Re: File formats

Subject: Re: File formats
From: "Walker, Arlen P" <Arlen -dot- P -dot- Walker -at- JCI -dot- COM>
Date: Thu, 21 May 1998 14:14:25 -0500

As for when and why to use them, I hope someone else will pipe up
just
about now. Perhaps Arlen?

OK, here's my nickel (inflation, you know):

For web (or other monitor-based) work:

JPEG or GIF. Monoplatform formats, such as WMF or BMP or PICT make me
nervous. TIFF is almost cross-platform; it was intended to be, but the
implementations of it are sometimes lacking. Proprietary formats limit the
audience. There's a new format in town, PNG, but I'd wait a little while
before adopting it, as the support for it isn't in a lot of places, yet.
It has promise; in a few years it could swallow both JPEG and GIF.

The more colors in the image, the better it will look and compress with
JPEG over GIF. Use GIF if there are few colors in the image or you need
animation or transparency in the image. If you're not sure, try both and
choose the best.

Best pixel densities are in the 72-96 pixels per inch range. I generally
use 72. Mac video is based upon 72/inch, while PC video is based on 96/
inch. (This, BTW, is at the root of why web pages occasionally look
different on one platform or another. That and the screwy gamma on most PC
monitors.)

For printing:
Typically EPS works well if you're working with a PS-based printer. Pick a
density appropriate for your final output. No sense sending a 2400 bpi
image to a 1200bpi printer, for example.

For storage:
JPEG makes me nervous as a storage format, because it has a lossy
compression scheme, meaning it throws away information it deems
unnecessary. This means repeated edit/save cycles may result in
unacceptable degradation. If you store in JPEG, make sure you keep the
original untouched by any subsequent edits, so you can always return to
the original quality JPEG if necessary.

Otherwise, store in a lossless format, like the native format of whatever
your usual image tool is. For me that's Photoshop (bless the Knoll
brothers). I do any editing in that format, then save the finished image
to the format I need for the use I have in mind.
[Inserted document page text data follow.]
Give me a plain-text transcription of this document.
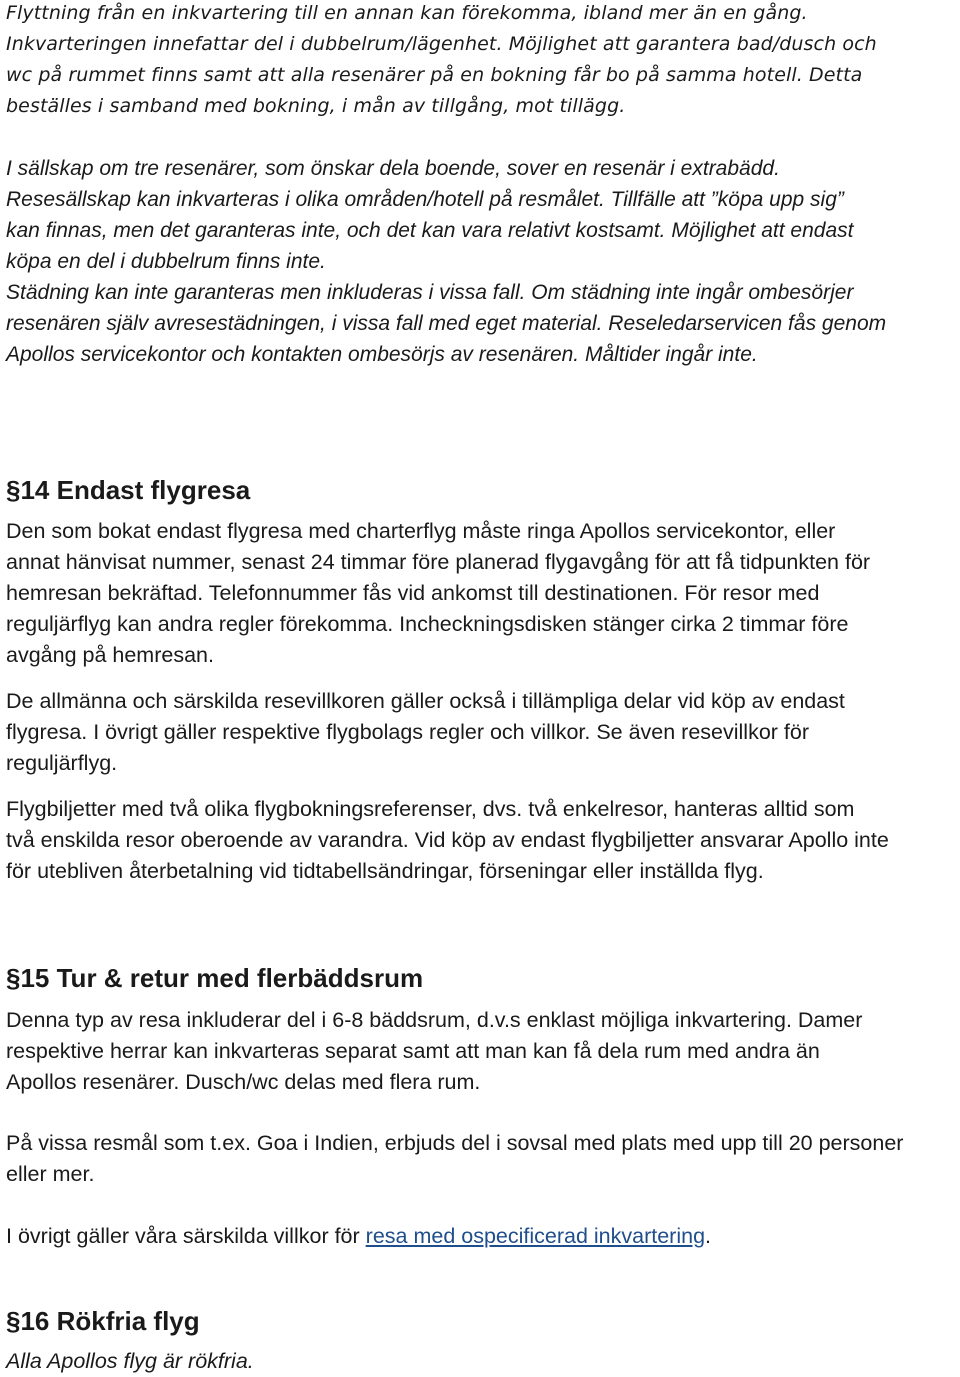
Flyttning från en inkvartering till en annan kan förekomma, ibland mer än en gång.
Inkvarteringen innefattar del i dubbelrum/lägenhet. Möjlighet att garantera bad/dusch och
wc på rummet finns samt att alla resenärer på en bokning får bo på samma hotell. Detta
beställes i samband med bokning, i mån av tillgång, mot tillägg.
I sällskap om tre resenärer, som önskar dela boende, sover en resenär i extrabädd.
Resesällskap kan inkvarteras i olika områden/hotell på resmålet. Tillfälle att ”köpa upp sig”
kan finnas, men det garanteras inte, och det kan vara relativt kostsamt. Möjlighet att endast
köpa en del i dubbelrum finns inte.
Städning kan inte garanteras men inkluderas i vissa fall. Om städning inte ingår ombesörjer
resenären själv avresestädningen, i vissa fall med eget material. Reseledarservicen fås genom
Apollos servicekontor och kontakten ombesörjs av resenären. Måltider ingår inte.
§14 Endast flygresa
Den som bokat endast flygresa med charterflyg måste ringa Apollos servicekontor, eller
annat hänvisat nummer, senast 24 timmar före planerad flygavgång för att få tidpunkten för
hemresan bekräftad. Telefonnummer fås vid ankomst till destinationen. För resor med
reguljärflyg kan andra regler förekomma. Incheckningsdisken stänger cirka 2 timmar före
avgång på hemresan.
De allmänna och särskilda resevillkoren gäller också i tillämpliga delar vid köp av endast
flygresa. I övrigt gäller respektive flygbolags regler och villkor. Se även resevillkor för
reguljärflyg.
Flygbiljetter med två olika flygbokningsreferenser, dvs. två enkelresor, hanteras alltid som
två enskilda resor oberoende av varandra. Vid köp av endast flygbiljetter ansvarar Apollo inte
för utebliven återbetalning vid tidtabellsändringar, förseningar eller inställda flyg.
§15 Tur & retur med flerbäddsrum
Denna typ av resa inkluderar del i 6-8 bäddsrum, d.v.s enklast möjliga inkvartering. Damer
respektive herrar kan inkvarteras separat samt att man kan få dela rum med andra än
Apollos resenärer. Dusch/wc delas med flera rum.
På vissa resmål som t.ex. Goa i Indien, erbjuds del i sovsal med plats med upp till 20 personer
eller mer.
I övrigt gäller våra särskilda villkor för resa med ospecificerad inkvartering.
§16 Rökfria flyg
Alla Apollos flyg är rökfria.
There are other specialized areas where different image formats excel
(despite the "standard" of IGES, DXF is the more reliable CAD interchange
format most of the time). But those areas are so specialized that if
you're in them, you probably already know better than I what formats to
use. ;{>}

I serve as image librarian here for about 1GB of presentation images. The
server folks don't like me much, because I keep high-density images out on
their(!) server, but we've had needs for images in densities from 72dpi on
up to 1600dpi and even higher, and I don't want to get caught with a low-
res image for a high-res output device. Tacky. Very tacky.


Have fun,
Arlen
Chief Managing Director In Charge, Department of Redundancy Department
DNRC 224

Arlen -dot- P -dot- Walker -at- JCI -dot- Com
----------------------------------------------
In God we trust; all others must provide data.
----------------------------------------------
Opinions expressed are mine and mine alone.
If JCI had an opinion on this, they'd hire someone else to deliver it.